Aller au contenu

Chantal Montellier

Je réalise, en 1972, sans grand plaisir ni conviction mais avec application, une petite bande dessinée sur un scénario d’Alain Scoff qui est un ami de Wolinski. Cette BD sera publiée dans Charlie Mensuel. Lorsque je livre le travail, j’apprends qu’un certain Guy Pellaert cherche quelqu’un pour remplacer son assistante, Liz Bilj, qui le quitte. (Je retrouverai la trace de cette dessinatrice quelque temps plus tard dans la revue Ah ! Nana pour laquelle elle réalisa souvent, avec un talent certain, les couvertures.)

Je décide de me présenter et suis aussitôt engagée. Pourtant mon dossier est encore bien maigre…

Je ne sais rien de cet artiste dont le style s’apparente au Pop art et au psychédélisme. Je découvre Les aventures de Jodelle dont l’héroïne est un avatar de Sylvie Vartan, suivi en 1967 de Pravda la survireuse dont le modèle est cette fois Françoise Hardy, deux stars du show biz. Ces deux albums, avec leurs couleurs criardes, me semblent un tantinet vulgaires. Et puis, à cette époque je ne jure que par Léo Ferré, Marc Ogeret (chantant Aragon), Hélène Martin (chantant Jean Genêt)… Ce belge américanisé est, à mes yeux, un instrument du Marché et me voici sa « petite main » ! Cela ne me plait guère, mais j’ai besoin de ce travail. Ce que gagne le Pierre C. au théâtre suffit d’autant moins à nous faire vivre, qu’il dépense presque tout en restaurants et bouteilles de chablis… “Plop” ! Comme il a intitulé l’un de ces romans. “Plop ! relate une journée d’Antoine. Un difficile lendemain de cuite. Un réveil impossible ? Ce roman douloureux avait pour premier titre Deux ou trois rendez-vous. Pas sûr qu’Antoine ne rate pas le troisième : un rendez-vous avec lui-même.” Écrit Pierre Hild, de ce roman dans la Matricule des anges.

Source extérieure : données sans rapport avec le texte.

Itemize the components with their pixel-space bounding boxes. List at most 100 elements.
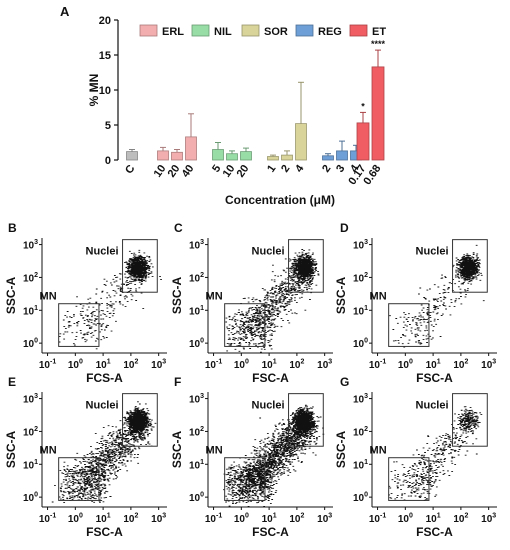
x-tick-label: 103	[317, 359, 332, 372]
nuclei-gate	[452, 239, 488, 293]
y-tick-label: 103	[353, 393, 368, 406]
x-axis-label: Concentration (μM)	[225, 193, 335, 207]
event-dots	[389, 244, 485, 348]
mn-gate	[224, 303, 266, 347]
x-tick-label: 103	[481, 359, 496, 372]
y-tick-label: 101	[189, 305, 204, 318]
x-tick-label: 10	[152, 163, 169, 180]
y-tick-label: 101	[353, 305, 368, 318]
nuclei-gate-label: Nuclei	[86, 399, 119, 411]
bar	[212, 149, 224, 161]
y-tick-label: 100	[23, 338, 38, 351]
bar	[356, 122, 370, 161]
y-tick-label: 101	[23, 305, 38, 318]
y-tick-label: 102	[353, 272, 368, 285]
x-tick-label: 10-1	[369, 359, 386, 372]
y-tick-label: 103	[23, 393, 38, 406]
x-tick-label: C	[123, 163, 137, 176]
x-tick-label: 3	[334, 163, 347, 175]
bar	[281, 154, 293, 161]
nuclei-gate-label: Nuclei	[252, 245, 285, 257]
y-tick-label: 102	[353, 426, 368, 439]
x-tick-label: 20	[235, 163, 252, 180]
significance-marker: *	[361, 101, 365, 111]
x-axis-label: FCS-A	[86, 371, 123, 385]
bar	[267, 156, 279, 161]
y-tick-label: 100	[189, 492, 204, 505]
x-tick-label: 10	[221, 163, 238, 180]
y-tick-label: 20	[99, 15, 111, 27]
event-dots	[58, 249, 162, 350]
x-tick-label: 0.68	[361, 163, 383, 187]
legend-swatch	[139, 24, 158, 37]
bar	[240, 151, 252, 161]
nuclei-gate-label: Nuclei	[416, 245, 449, 257]
nuclei-gate	[122, 239, 158, 293]
mn-gate-label: MN	[40, 291, 57, 303]
x-tick-label: 101	[262, 359, 277, 372]
mn-gate	[224, 457, 266, 501]
y-axis-label: SSC-A	[4, 277, 18, 315]
x-axis-label: FSC-A	[252, 371, 289, 385]
panel-letter: E	[8, 375, 16, 389]
y-tick-label: 101	[23, 459, 38, 472]
x-tick-label: 100	[234, 359, 249, 372]
mn-gate	[58, 457, 100, 501]
x-axis-label: FSC-A	[416, 371, 453, 385]
x-tick-label: 100	[68, 359, 83, 372]
x-tick-label: 100	[398, 513, 413, 526]
significance-marker: ****	[371, 39, 386, 49]
x-tick-label: 101	[426, 513, 441, 526]
x-tick-label: 10-1	[369, 513, 386, 526]
panel-letter: G	[340, 375, 349, 389]
legend-label: ET	[372, 26, 386, 38]
y-tick-label: 103	[23, 239, 38, 252]
y-axis-label: SSC-A	[334, 277, 348, 315]
x-tick-label: 102	[453, 513, 468, 526]
y-tick-label: 100	[189, 338, 204, 351]
legend-swatch	[241, 24, 260, 37]
legend-label: SOR	[264, 26, 288, 38]
bar	[371, 66, 385, 161]
x-axis-label: FSC-A	[252, 525, 289, 539]
mn-gate	[58, 303, 100, 347]
nuclei-gate	[452, 393, 488, 447]
y-axis-label: % MN	[87, 74, 101, 107]
x-tick-label: 10-1	[205, 513, 222, 526]
x-tick-label: 5	[210, 163, 223, 175]
event-dots	[51, 401, 157, 503]
y-tick-label: 103	[353, 239, 368, 252]
mn-gate-label: MN	[206, 445, 223, 457]
y-tick-label: 103	[189, 239, 204, 252]
bar	[157, 150, 169, 161]
x-tick-label: 103	[481, 513, 496, 526]
bar	[336, 150, 348, 161]
event-dots	[388, 406, 483, 502]
nuclei-gate	[288, 393, 324, 447]
nuclei-gate-label: Nuclei	[252, 399, 285, 411]
y-axis-label: SSC-A	[334, 431, 348, 469]
y-tick-label: 0	[105, 155, 111, 167]
x-tick-label: 103	[151, 359, 166, 372]
y-axis-label: SSC-A	[4, 431, 18, 469]
bar	[226, 153, 238, 161]
x-axis-label: FSC-A	[86, 525, 123, 539]
y-tick-label: 10	[99, 85, 111, 97]
mn-gate-label: MN	[206, 291, 223, 303]
bar	[171, 151, 183, 161]
x-tick-label: 1	[265, 163, 278, 175]
y-tick-label: 102	[23, 426, 38, 439]
x-tick-label: 40	[180, 163, 197, 180]
legend-swatch	[349, 24, 368, 37]
mn-gate	[388, 457, 430, 501]
x-tick-label: 100	[234, 513, 249, 526]
x-tick-label: 101	[96, 359, 111, 372]
x-tick-label: 103	[317, 513, 332, 526]
mn-gate-label: MN	[370, 291, 387, 303]
x-tick-label: 103	[151, 513, 166, 526]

Guy Peelaert est, à cette époque, un quadragénaire sympathique et séduisant aux allures de jeune homme. Lorsque je débarque rue du Commandant Mouchotte ou il habite, à deux pas de la gare Montparnasse, on vient de lui passer commande d’une pochette de disque pour les Rolling Stones : It’s Only Rock’n Roll. Cet album est le douzième du groupe britannique et il est produit par Mick Jagger et Keith Richards. Guy ne sait trop quoi faire et on cherche des idées ensemble.

J’ai finalement le privilège de choisir parmi les maquettes et mon choix se porte sur celle où les stones, débraillés et alcoolisés, descendent un escalier monumental sous une double haies d’admiratrices leur jetant des fleurs.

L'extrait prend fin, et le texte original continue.